What qualifies you for debt forgiveness?

Debt forgiveness is when a lender or creditor agrees to wipe out all or part of a debt. You may be able to apply if you have unsecured debts, like credit cards, student loans or tax debt. Medical debts and mortgages may also qualify for some types of relief.

Can I legally remove myself as a cosigner?

In certain cases, like some student loans, there may be a provision that allows a co-signer to take their name off a loan. However, most common types of loans (including auto loans, mortgages and personal loans) do not include such a provision.

What is the most common mistake made by a notary?
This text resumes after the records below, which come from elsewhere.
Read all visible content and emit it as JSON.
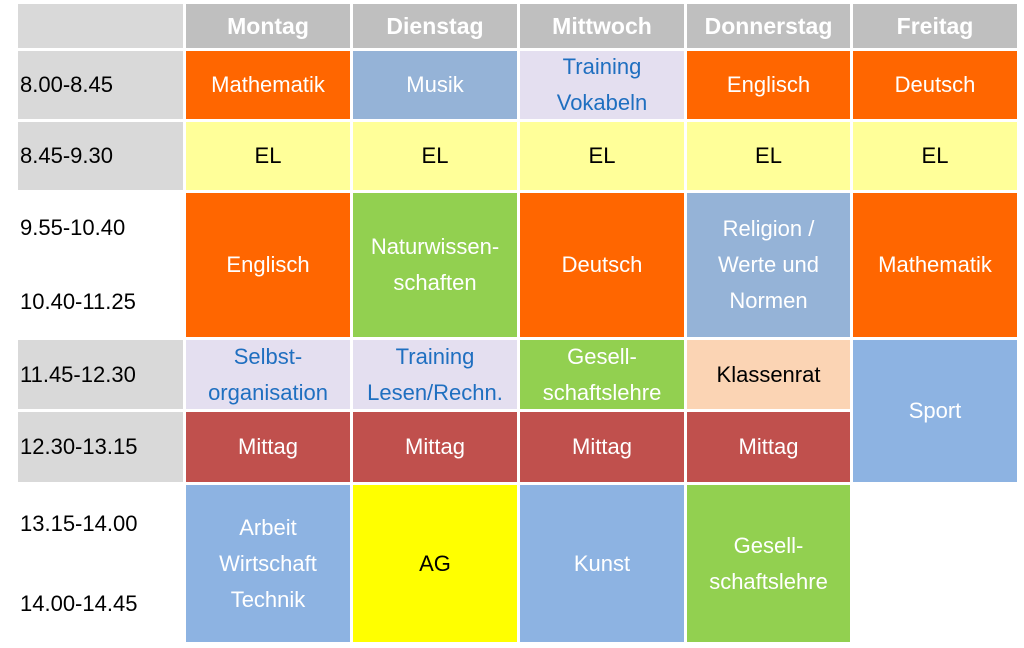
{
  "header": {
    "days": [
      "Montag",
      "Dienstag",
      "Mittwoch",
      "Donnerstag",
      "Freitag"
    ]
  },
  "times": [
    "8.00-8.45",
    "8.45-9.30",
    "9.55-10.40",
    "10.40-11.25",
    "11.45-12.30",
    "12.30-13.15",
    "13.15-14.00",
    "14.00-14.45"
  ],
  "columns": [
    {
      "cells": [
        "Mathematik",
        "EL",
        "Englisch",
        "Selbst-\norganisation",
        "Mittag",
        "Arbeit\nWirtschaft\nTechnik"
      ]
    },
    {
      "cells": [
        "Musik",
        "EL",
        "Naturwissen-\nschaften",
        "Training\nLesen/Rechn.",
        "Mittag",
        "AG"
      ]
    },
    {
      "cells": [
        "Training\nVokabeln",
        "EL",
        "Deutsch",
        "Gesell-\nschaftslehre",
        "Mittag",
        "Kunst"
      ]
    },
    {
      "cells": [
        "Englisch",
        "EL",
        "Religion /\nWerte und\nNormen",
        "Klassenrat",
        "Mittag",
        "Gesell-\nschaftslehre"
      ]
    },
    {
      "cells": [
        "Deutsch",
        "EL",
        "Mathematik",
        "Sport"
      ]
    }
  ]
}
The most common and serious mistake a notary makes is failing to ensure the signer personally appears before them, which is a legal violation and can lead to fraud and major penalties, but other frequent errors involve incomplete or incorrect notarial certificates, such as missing dates, improper seal placement, illegible stamps, mismatched names, or attaching the wrong certificate type, all of which can invalidate the document. 

How powerful is a promissory note?

They are clear and legally binding agreements.

Promissory notes possess distinct characteristics that render them clear, legally binding agreements between lenders and borrowers. They offer a level of transparency and enforceability comparable to human-drafted contracts.

What makes a promissory note void?

A promissory note becomes invalid if it lacks essential elements like clear terms (amount, schedule, parties) or signatures (especially the borrower's), contains illegal clauses, involves fraud or duress, lacks "consideration" (exchange of value), or if terms are altered without mutual consent, making it unenforceable in court. Key invalidating factors include missing signatures, ambiguity, unlawful interest rates, lack of legal capacity, or changes made without agreement.